(08-24-2012, 09:03 PM)Miguel Wrote: (08-24-2012, 07:16 PM)Tom22 Wrote: I've got every confidence he's familiar with the music of charlie parker and tychovsky and has apreiciated them and comes back to metal not from vapidness but from connection.
I recall James mentioning that he listened to and studied Hardcore Superstar from Sweden, but I don't recall any talk of Tchaikovsky.
Sorry for the spelling. Just a gut feeling I had at times , maybe in group numbers.... I think I pulled out Tchaikovsky because of how the British Ska band Madness played his music (and I think I posted their swan lake in another thread, not sure) in a rockabelli/ska way. Its just a matter of phrasing that gave me the gut impression. Same with the charlie parker comment I made. Once some of that stuff is in a musicians mind I've got to think it has subtle influences even within completely different genres. Almost every note a singer hits has a grace note used to approach it. Part of why any midi kind of computer generated music seems so plain and tasteless.
I think his "while my guitar gently weeps" particularly woke me up ... his riffs aren't just warmed over rocker stylizations, particularly in the rhythym he holds notes for, and what tones he runs through betwen landing syllables. I here a certain jazz influence there and not a typical blues phrasing either. Maybe I should have said Miles Davis not Parker of course they played together on some seminal stuff. But I dont' exactly mean any , but just a contrast with the blues and rock sound
Here is the long studio version. When I listen, I'm hearing the band playing all of these really cliche rock riffs (not saying they had the freedom to do what they wanted... it wasn't about them) but what durbin is doing really has some meditated musicallity to it.
Like i said, what i'm hearing differently is in the rhytym within his runs and the grace notes he chooses... I don't want to over think it.. I just hear it and there is a lot there for me.
Yet... I don't exactly know what my take-away is supposed to be.. but sometimes thats a problem I have with bop too. actually my provlem with that song isn't james but the way the lead guitar accompanies him.. in style.(and i'm not saying durbin is playin bop jazz.. just I hear a tinge that direc)
not much rhyme or reason to these particular clips but.
and Jimmy Hendrix on guitar in europe
listen to hendrix about 10:30 minutes in ... maybe I'm wrong. midnight is more expert at it, but what hendrix is doing there is a lot more bop than stadard r&b and even where rock went after hendrix.
I'm not saying James durbin is a genius yet or anything but just that he's listened to some music.
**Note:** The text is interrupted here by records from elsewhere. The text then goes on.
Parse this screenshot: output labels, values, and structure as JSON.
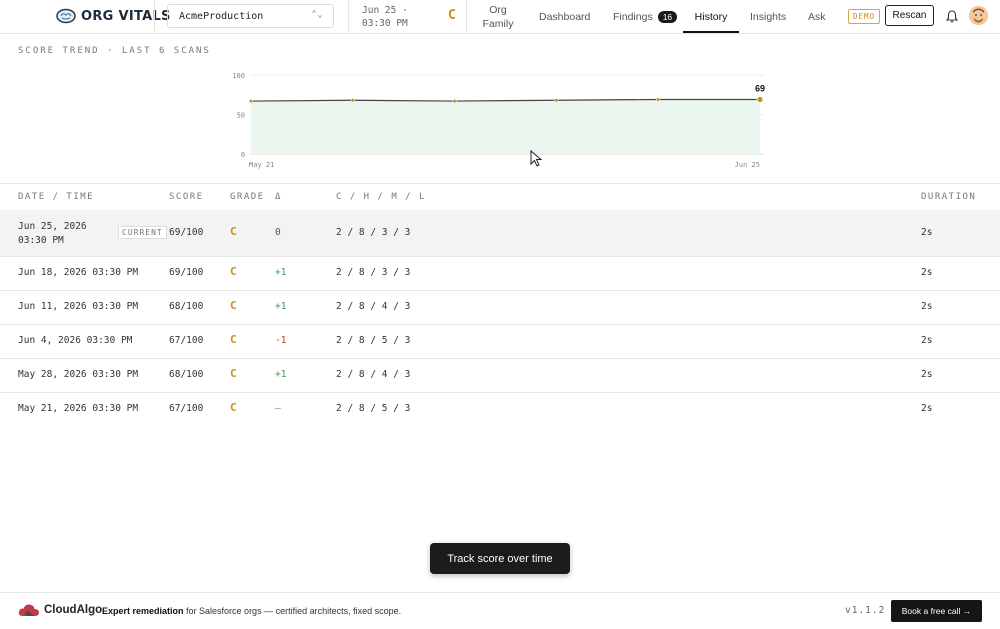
{
  "app": {
    "name": "ORG VITALS"
  },
  "header": {
    "org_selector": "AcmeProduction",
    "scan_date": "Jun 25 · 03:30 PM",
    "grade": "C",
    "nav": {
      "family": "Org Family",
      "dashboard": "Dashboard",
      "findings": "Findings",
      "findings_count": "16",
      "history": "History",
      "insights": "Insights",
      "ask": "Ask"
    },
    "demo_badge": "DEMO",
    "rescan_label": "Rescan"
  },
  "chart_section": {
    "title": "SCORE TREND · LAST 6 SCANS"
  },
  "chart_data": {
    "type": "area",
    "x": [
      "May 21",
      "May 28",
      "Jun 4",
      "Jun 11",
      "Jun 18",
      "Jun 25"
    ],
    "series": [
      {
        "values": [
          67,
          68,
          67,
          68,
          69,
          69
        ]
      }
    ],
    "ylim": [
      0,
      100
    ],
    "yticks": [
      "100",
      "50",
      "0"
    ],
    "xtick_labels": [
      "May 21",
      "Jun 25"
    ],
    "last_value_label": "69",
    "line_color": "#444444",
    "point_color": "#c4911a",
    "fill_color": "#eaf6ee",
    "grid": true
  },
  "table": {
    "headers": {
      "date": "DATE / TIME",
      "score": "SCORE",
      "grade": "GRADE",
      "delta": "Δ",
      "counts": "C / H / M / L",
      "duration": "DURATION"
    },
    "current_tag": "CURRENT",
    "rows": [
      {
        "date": "Jun 25, 2026",
        "time": "03:30 PM",
        "score": "69/100",
        "grade": "C",
        "delta": "0",
        "counts": "2 / 8 / 3 / 3",
        "duration": "2s"
      },
      {
        "date": "Jun 18, 2026 03:30 PM",
        "score": "69/100",
        "grade": "C",
        "delta": "+1",
        "counts": "2 / 8 / 3 / 3",
        "duration": "2s"
      },
      {
        "date": "Jun 11, 2026 03:30 PM",
        "score": "68/100",
        "grade": "C",
        "delta": "+1",
        "counts": "2 / 8 / 4 / 3",
        "duration": "2s"
      },
      {
        "date": "Jun 4, 2026 03:30 PM",
        "score": "67/100",
        "grade": "C",
        "delta": "-1",
        "counts": "2 / 8 / 5 / 3",
        "duration": "2s"
      },
      {
        "date": "May 28, 2026 03:30 PM",
        "score": "68/100",
        "grade": "C",
        "delta": "+1",
        "counts": "2 / 8 / 4 / 3",
        "duration": "2s"
      },
      {
        "date": "May 21, 2026 03:30 PM",
        "score": "67/100",
        "grade": "C",
        "delta": "—",
        "counts": "2 / 8 / 5 / 3",
        "duration": "2s"
      }
    ]
  },
  "tooltip": {
    "text": "Track score over time"
  },
  "footer": {
    "brand": "CloudAlgo",
    "promo_bold": "Expert remediation",
    "promo_rest": " for Salesforce orgs — certified architects, fixed scope.",
    "version": "v1.1.2",
    "cta": "Book a free call →"
  },
  "colors": {
    "accent_grade": "#c4911a",
    "positive": "#3a9a55",
    "negative": "#c0392b"
  }
}
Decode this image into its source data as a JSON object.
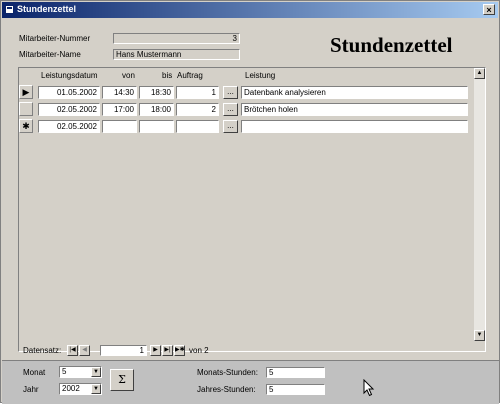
{
  "window": {
    "title": "Stundenzettel",
    "close_glyph": "×"
  },
  "header": {
    "nummer_label": "Mitarbeiter-Nummer",
    "nummer_value": "3",
    "name_label": "Mitarbeiter-Name",
    "name_value": "Hans Mustermann",
    "big_title": "Stundenzettel"
  },
  "grid": {
    "columns": [
      "Leistungsdatum",
      "von",
      "bis",
      "Auftrag",
      "Leistung"
    ],
    "rows": [
      {
        "selector": "▶",
        "datum": "01.05.2002",
        "von": "14:30",
        "bis": "18:30",
        "auftrag": "1",
        "leistung": "Datenbank analysieren"
      },
      {
        "selector": "",
        "datum": "02.05.2002",
        "von": "17:00",
        "bis": "18:00",
        "auftrag": "2",
        "leistung": "Brötchen holen"
      },
      {
        "selector": "✱",
        "datum": "02.05.2002",
        "von": "",
        "bis": "",
        "auftrag": "",
        "leistung": ""
      }
    ],
    "dots_label": "...",
    "scroll_up": "▲",
    "scroll_down": "▼"
  },
  "navigation": {
    "label": "Datensatz:",
    "first": "|◀",
    "prev": "◀",
    "current": "1",
    "next": "▶",
    "last": "▶|",
    "new": "▶✱",
    "of_text": "von  2"
  },
  "footer": {
    "monat_label": "Monat",
    "monat_value": "5",
    "jahr_label": "Jahr",
    "jahr_value": "2002",
    "sigma_label": "Σ",
    "monats_label": "Monats-Stunden:",
    "monats_value": "5",
    "jahres_label": "Jahres-Stunden:",
    "jahres_value": "5",
    "dropdown_arrow": "▼"
  }
}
For what its worth I dig the hendrix stuff.. maybe it's got mor R&B or its just he's got someting wordless to say the way he juxtaposes things that means something to me. I can't say the same about parker though I intellectually like parkers contructs.
I wish James went more the way that While my guitar gently weeps goes.. but with a band with more edge to it. it could really be some interesting music.
James Durbin seems to go to more cliche sounds on recent recording that i've heard (not that i've heard them all.. maybe i should look?)when I've heard he has more in him.